When Islam arrived in India, it sought conversion from, not assimilation to or integration with, the already present religions.However, because Hinduism was so integral to the character of the Indian people, Islam could not uproot it entirely, even in its lasting impression on converts to Islam. Moreover, the new Muslim rulers left in place the Brahmin-controlled caste system that reinforced Hindu social norms .However, the destruction of many monasteries and stupas resulted in the Buddhist order being almost entirely eradicated, because most of the tradition was kept up by monks, not lay-people.
At the beginning of the modern era, Buddhism was very nearly extinct in mainstream Indian society. Some tribal peoples living in the territory of modern India did continue to practice Buddhism.
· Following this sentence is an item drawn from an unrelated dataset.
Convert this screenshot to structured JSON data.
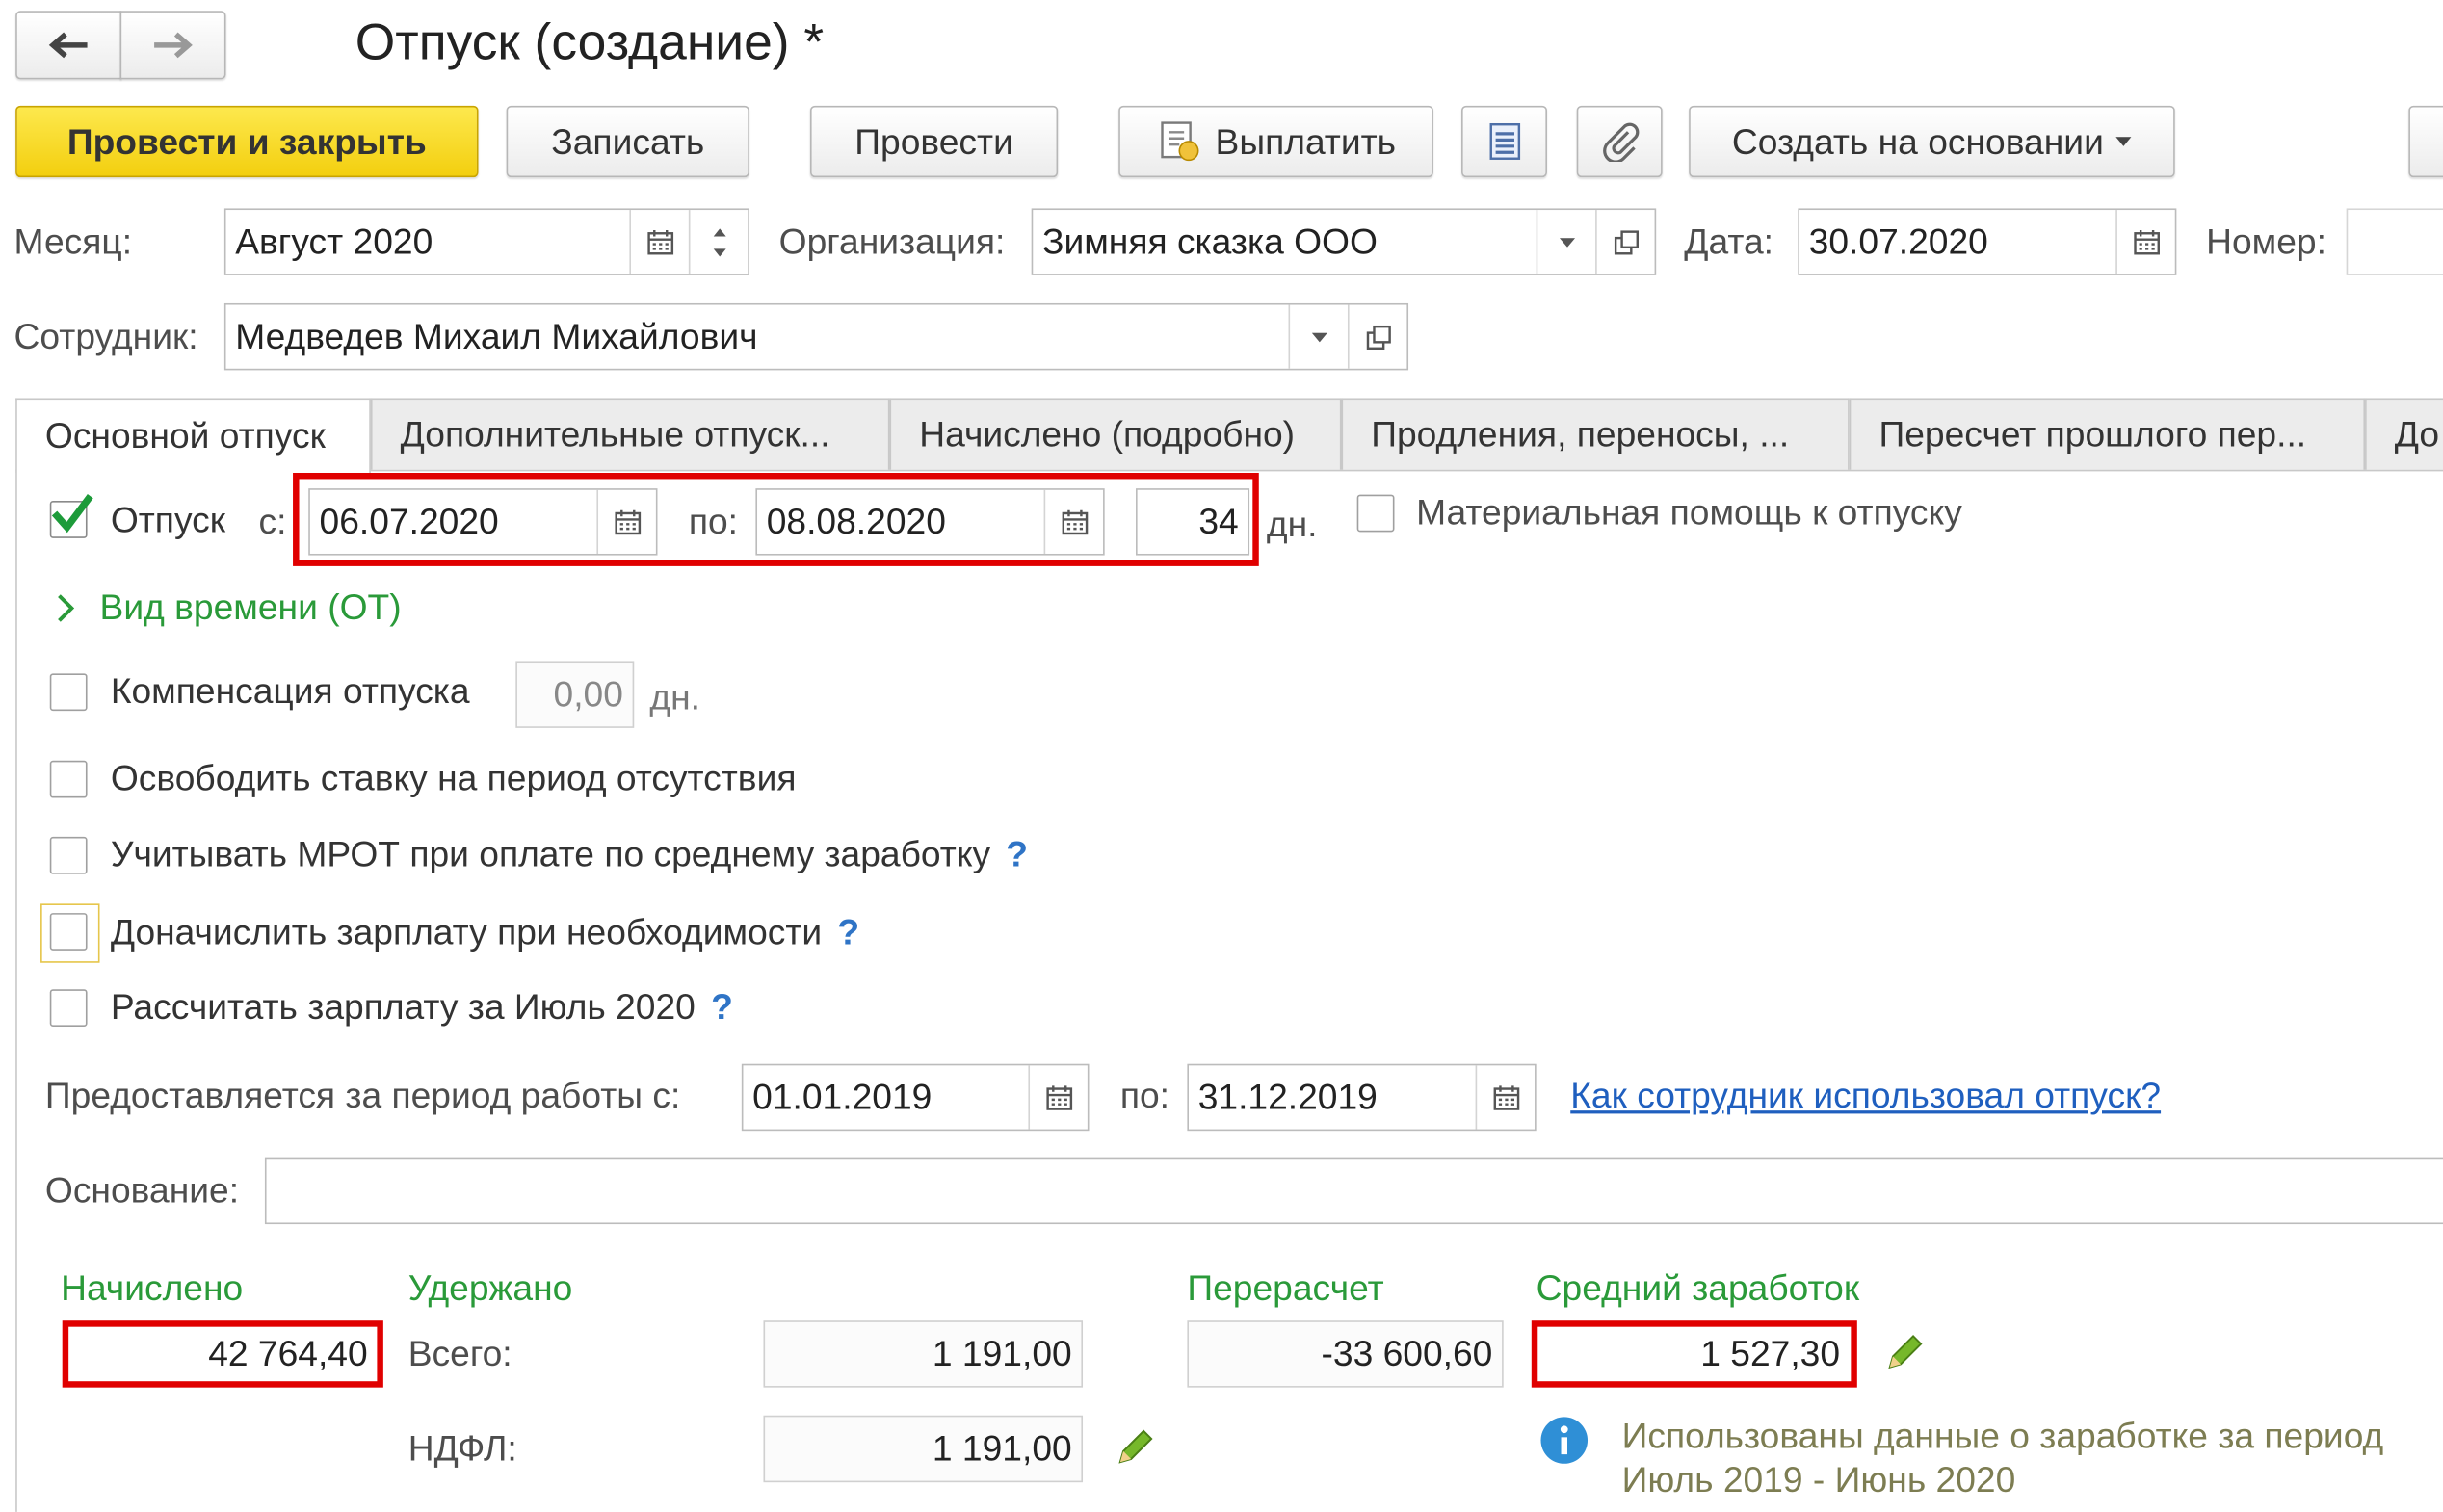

In Bengal, the Bauls still practice a syncretic form of Hinduism that was strongly influenced by Buddhism. There is also evidence of small communities of Indian Theravada Buddhists existing continuously in Bengal in the area of Chittagong up to the present. Buddhism continued to prosper in the nearby countries of Nepal, Tibet and Burma, as well as in more distant locations, such as China and Japan.
Survival of Buddhism in India
Buddhism started to decline in India gradually after about 5th century. However it continued to have a significant presence in several regions.
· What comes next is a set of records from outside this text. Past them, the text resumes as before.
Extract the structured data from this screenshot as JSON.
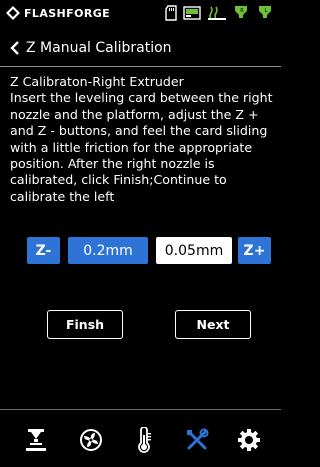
{
  "header": {
    "brand": "FLASHFORGE",
    "status_icons": [
      "sd-card-icon",
      "screen-icon",
      "build-plate-temp-icon",
      "extruder-right-temp-icon",
      "extruder-left-temp-icon"
    ]
  },
  "page": {
    "title": "Z Manual Calibration",
    "back_icon": "chevron-left-icon"
  },
  "instructions": {
    "heading": "Z Calibraton-Right Extruder",
    "body": "Insert the leveling card between the right nozzle and the platform, adjust the Z + and Z - buttons, and feel the card sliding with a little friction for the appropriate position. After the right nozzle is calibrated, click Finish;Continue to calibrate the left"
  },
  "controls": {
    "z_minus_label": "Z-",
    "step_large": "0.2mm",
    "step_small": "0.05mm",
    "z_plus_label": "Z+",
    "selected_step": "0.2mm"
  },
  "actions": {
    "finish_label": "Finsh",
    "next_label": "Next"
  },
  "bottom_nav": {
    "items": [
      "print-icon",
      "fan-icon",
      "temperature-icon",
      "tools-icon",
      "settings-icon"
    ],
    "active": "tools-icon"
  },
  "colors": {
    "accent": "#2e74d6",
    "background": "#000000",
    "temp_icon_green": "#6fbf3a"
  }
}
Buddhist institutions flourished in eastern India right until the Turkish invasion. It still survives among the Barua, a community of Bengali/Magadh descent that migrated to Chittagong region. Indian Buddhism also survives among Newars of Nepal.
In Orissa, Mahima Dharma, a derivative of Buddhism, survived until 18th century.
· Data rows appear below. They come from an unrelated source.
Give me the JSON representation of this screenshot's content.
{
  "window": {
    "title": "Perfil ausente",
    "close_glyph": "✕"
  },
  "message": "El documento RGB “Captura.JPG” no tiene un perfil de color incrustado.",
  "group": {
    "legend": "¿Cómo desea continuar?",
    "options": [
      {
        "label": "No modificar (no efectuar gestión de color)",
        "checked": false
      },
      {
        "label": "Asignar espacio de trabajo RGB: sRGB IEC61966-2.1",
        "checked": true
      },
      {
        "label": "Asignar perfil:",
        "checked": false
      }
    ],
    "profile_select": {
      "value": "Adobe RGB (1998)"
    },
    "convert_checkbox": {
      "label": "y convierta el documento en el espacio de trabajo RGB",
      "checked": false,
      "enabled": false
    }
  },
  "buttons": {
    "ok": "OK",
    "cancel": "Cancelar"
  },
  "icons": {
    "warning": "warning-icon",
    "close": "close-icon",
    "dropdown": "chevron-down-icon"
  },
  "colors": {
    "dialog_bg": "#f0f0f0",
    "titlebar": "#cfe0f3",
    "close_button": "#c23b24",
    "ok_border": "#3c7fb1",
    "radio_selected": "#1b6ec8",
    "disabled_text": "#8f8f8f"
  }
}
The kayasthas, the community of scribes, in North India, had been a supporter of Buddhism since the early period. They continued to support Buddhism until about 12th-13th century in some regions.
It survived in Kashmir valley until 13-14th century, perhaps slighlty longer in the nearby Swat valley. In Ladakh region, adjacent to kashmir valley, Tibetan Buddhism survives. Tibetan Buddhism must have been popular in Kashmir at one time, as we learn from Rajatarangini of Kalhana.
In Tamilnadu and Kerala, Buddhism survived until 15-16th century. At Nagapattinam, in Tamil Nadu, Buddhist idols were cast and inscribed until this time. At Nagapattinam, the ruins of the Chulamanipanma Vihar stood until they were destroyed by the Jesuits in 1867. In south in some pockets, it may have survived even longer. The worship of Dharma Shasta may be a relic of Buddhism in Kerala.
main article: Neo-Buddhism
In recent times, Buddhism has seen a revival in India, partially because of the more liberal laws concerning religion, and also because of the presence of Tibetan Buddhists. Additionally, many people who had felt oppression from the caste system in various parts of India turned to Buddhism, led initially by B. R. Ambedkar in 1956, due to its casteless, more liberal nature.